The United Nations is present throughout the DRC through the United Nations Stabilization Mission in the Congo (MONUSCO). Following the signing of the Lusaka Ceasefire Agreement in July 1999 between the Democratic Republic of the Congo (DRC) and five regional States (Angola, Namibia, Rwanda, Uganda and Zimbabwe) in July 1999, the Security Council established the United Nations Organization Mission in the Democratic Republic of the Congo (MONUC - "Mission de l'Organisation des Nations Unies en Republique Democratique du Congo") by its resolution 1279 of 30 November 1999. On 1 July 2010, the Security Council, by its resolution 1925, renamed MONUC the United Nations Organization Stabilization Mission in the Democratic Republic of the Congo (MONUSCO) to reflect the new phase reached in the country.

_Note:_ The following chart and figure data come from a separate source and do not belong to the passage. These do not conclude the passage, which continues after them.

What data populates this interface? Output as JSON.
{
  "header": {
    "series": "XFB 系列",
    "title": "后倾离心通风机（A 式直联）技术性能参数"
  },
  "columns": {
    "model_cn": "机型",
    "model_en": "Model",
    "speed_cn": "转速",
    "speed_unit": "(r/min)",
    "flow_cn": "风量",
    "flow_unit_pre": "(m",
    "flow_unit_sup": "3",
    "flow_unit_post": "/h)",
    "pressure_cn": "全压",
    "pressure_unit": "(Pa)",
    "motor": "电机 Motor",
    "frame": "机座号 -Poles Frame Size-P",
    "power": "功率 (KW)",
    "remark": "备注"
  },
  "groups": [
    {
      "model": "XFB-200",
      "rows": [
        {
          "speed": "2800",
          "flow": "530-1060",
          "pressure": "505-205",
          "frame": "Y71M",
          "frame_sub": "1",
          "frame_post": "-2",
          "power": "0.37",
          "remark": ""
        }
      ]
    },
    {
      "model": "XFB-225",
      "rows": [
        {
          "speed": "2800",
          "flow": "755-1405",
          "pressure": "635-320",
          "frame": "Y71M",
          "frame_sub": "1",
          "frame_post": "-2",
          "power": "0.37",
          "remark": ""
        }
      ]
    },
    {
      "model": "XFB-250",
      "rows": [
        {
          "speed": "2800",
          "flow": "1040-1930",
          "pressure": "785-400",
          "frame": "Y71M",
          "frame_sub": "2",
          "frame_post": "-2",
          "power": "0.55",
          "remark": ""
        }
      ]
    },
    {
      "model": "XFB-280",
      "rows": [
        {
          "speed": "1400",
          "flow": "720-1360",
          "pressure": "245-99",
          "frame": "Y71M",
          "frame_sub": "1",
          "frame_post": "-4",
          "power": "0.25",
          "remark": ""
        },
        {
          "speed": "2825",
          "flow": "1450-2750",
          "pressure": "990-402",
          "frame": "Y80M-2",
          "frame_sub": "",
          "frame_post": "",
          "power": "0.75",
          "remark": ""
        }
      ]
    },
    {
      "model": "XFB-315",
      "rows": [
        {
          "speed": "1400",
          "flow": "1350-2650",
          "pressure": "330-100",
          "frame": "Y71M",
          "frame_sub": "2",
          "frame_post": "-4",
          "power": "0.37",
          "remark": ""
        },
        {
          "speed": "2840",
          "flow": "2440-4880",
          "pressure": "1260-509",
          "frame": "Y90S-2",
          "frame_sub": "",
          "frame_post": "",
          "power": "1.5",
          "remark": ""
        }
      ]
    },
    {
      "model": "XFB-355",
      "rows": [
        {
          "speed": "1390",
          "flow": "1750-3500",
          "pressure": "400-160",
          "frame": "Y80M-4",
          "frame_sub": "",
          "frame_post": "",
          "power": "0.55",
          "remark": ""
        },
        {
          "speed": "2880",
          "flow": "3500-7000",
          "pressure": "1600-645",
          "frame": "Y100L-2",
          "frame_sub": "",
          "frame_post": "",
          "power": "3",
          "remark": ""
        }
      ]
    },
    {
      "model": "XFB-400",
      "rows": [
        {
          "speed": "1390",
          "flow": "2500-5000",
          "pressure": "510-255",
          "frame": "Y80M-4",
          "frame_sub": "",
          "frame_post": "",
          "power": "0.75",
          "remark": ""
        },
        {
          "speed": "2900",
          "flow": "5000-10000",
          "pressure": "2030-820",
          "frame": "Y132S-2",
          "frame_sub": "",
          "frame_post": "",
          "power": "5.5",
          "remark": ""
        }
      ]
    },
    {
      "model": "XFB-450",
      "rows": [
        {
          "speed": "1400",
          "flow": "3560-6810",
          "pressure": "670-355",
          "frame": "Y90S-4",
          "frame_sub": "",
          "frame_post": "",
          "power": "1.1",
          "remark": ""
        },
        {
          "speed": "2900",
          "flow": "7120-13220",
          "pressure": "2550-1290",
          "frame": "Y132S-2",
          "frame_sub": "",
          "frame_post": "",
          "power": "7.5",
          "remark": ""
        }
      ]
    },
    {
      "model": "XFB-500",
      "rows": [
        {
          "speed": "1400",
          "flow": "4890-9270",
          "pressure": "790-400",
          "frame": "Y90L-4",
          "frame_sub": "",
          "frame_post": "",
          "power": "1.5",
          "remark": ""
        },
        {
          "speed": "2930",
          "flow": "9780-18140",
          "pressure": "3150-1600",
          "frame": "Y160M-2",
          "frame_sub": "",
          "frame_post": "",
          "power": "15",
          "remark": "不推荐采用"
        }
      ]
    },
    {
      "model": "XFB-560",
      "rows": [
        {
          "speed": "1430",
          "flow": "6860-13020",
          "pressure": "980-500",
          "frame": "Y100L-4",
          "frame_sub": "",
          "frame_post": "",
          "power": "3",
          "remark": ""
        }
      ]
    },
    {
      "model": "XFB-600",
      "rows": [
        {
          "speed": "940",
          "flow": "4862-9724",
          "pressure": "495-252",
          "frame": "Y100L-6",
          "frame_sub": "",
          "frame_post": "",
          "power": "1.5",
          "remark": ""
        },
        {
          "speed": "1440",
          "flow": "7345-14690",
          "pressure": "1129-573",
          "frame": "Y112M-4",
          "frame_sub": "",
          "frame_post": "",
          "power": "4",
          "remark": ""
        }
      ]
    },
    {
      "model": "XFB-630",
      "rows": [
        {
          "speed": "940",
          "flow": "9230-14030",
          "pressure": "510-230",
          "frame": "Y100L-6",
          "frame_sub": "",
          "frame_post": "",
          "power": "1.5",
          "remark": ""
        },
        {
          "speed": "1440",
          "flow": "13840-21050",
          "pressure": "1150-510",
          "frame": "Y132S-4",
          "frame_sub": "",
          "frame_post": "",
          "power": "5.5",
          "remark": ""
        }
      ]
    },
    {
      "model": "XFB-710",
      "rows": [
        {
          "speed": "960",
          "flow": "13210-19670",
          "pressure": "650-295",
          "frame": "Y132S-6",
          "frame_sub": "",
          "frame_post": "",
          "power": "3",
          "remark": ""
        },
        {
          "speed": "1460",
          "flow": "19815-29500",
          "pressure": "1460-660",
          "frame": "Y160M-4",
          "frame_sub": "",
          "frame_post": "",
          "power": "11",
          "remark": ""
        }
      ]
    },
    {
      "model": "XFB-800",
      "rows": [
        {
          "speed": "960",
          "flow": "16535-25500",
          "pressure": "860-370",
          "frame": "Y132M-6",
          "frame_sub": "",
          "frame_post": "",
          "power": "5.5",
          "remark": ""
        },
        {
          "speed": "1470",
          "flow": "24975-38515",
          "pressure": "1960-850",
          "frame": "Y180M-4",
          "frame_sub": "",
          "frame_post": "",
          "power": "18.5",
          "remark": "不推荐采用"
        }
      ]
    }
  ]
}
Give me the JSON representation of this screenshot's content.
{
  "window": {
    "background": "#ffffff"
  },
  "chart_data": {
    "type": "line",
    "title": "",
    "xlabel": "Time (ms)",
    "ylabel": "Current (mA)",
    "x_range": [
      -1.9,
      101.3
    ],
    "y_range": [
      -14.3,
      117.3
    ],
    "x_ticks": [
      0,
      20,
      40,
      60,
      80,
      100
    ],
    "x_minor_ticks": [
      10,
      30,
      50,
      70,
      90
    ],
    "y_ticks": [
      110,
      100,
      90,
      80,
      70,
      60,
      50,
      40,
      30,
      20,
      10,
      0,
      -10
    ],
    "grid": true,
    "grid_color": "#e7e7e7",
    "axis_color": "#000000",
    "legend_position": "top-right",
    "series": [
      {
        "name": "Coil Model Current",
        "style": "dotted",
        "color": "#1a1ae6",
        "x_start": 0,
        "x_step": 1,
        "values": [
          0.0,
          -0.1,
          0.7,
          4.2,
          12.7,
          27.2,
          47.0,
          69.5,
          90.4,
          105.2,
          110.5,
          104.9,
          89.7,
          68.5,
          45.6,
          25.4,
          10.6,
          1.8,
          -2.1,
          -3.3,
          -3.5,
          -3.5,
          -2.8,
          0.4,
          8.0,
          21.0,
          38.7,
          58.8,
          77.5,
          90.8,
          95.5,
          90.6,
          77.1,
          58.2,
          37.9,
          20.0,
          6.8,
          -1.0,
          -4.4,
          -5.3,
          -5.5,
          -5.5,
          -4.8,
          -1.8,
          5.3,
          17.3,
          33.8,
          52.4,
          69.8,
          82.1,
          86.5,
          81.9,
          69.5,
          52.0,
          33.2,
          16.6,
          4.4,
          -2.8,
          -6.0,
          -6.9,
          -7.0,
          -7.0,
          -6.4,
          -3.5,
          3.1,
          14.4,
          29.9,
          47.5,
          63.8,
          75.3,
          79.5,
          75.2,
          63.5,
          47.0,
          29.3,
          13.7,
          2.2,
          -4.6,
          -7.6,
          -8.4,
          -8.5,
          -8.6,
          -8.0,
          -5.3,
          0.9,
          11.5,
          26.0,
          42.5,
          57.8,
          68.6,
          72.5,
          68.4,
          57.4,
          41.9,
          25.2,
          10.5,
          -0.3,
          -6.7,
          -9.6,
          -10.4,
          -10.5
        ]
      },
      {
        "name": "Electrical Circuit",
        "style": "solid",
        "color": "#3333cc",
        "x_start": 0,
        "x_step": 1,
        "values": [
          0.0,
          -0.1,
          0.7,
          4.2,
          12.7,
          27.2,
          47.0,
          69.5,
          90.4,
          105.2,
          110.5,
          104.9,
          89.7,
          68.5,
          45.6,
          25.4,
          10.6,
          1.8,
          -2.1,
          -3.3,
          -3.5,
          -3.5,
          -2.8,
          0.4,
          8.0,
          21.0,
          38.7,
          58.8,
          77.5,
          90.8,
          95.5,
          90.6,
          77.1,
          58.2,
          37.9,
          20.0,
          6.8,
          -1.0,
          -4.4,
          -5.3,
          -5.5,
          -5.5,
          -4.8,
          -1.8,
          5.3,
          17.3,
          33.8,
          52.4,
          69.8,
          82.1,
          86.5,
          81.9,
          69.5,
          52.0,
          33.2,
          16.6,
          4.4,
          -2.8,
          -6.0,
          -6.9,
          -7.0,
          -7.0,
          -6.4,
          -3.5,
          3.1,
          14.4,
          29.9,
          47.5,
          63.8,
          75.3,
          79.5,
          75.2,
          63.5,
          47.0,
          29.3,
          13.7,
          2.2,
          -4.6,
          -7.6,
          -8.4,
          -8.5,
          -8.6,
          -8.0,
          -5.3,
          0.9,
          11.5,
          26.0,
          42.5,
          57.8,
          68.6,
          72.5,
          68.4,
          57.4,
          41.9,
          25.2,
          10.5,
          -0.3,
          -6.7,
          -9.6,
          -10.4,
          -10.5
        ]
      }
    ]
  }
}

MONUSCO is the 20,000-strong peacekeeping operation (PKO) with military contingents in all provinces and major cities. Much more than a simple PKO, MONUC was in fact the only institution in the DRC with nationwide military, transportation, communications, and administrative capabilities. In the absence of a meaningful Government of the DR Congo [GDRC] presence outside Kinshasa and some provincial cities, it provides services that usually are the domain of a national government. MONUC's Radio Okapi, for example, is the only FM radio station broadcasting throughout the DRC in the country's five official languages; MONUC also maintains regular flights to all major DRC airports. MONUC has succeeded in preventing a return to the civil and international wars that prevailed in the DRC prior to its creation in 1999. Its record in other areas, however, is mixed.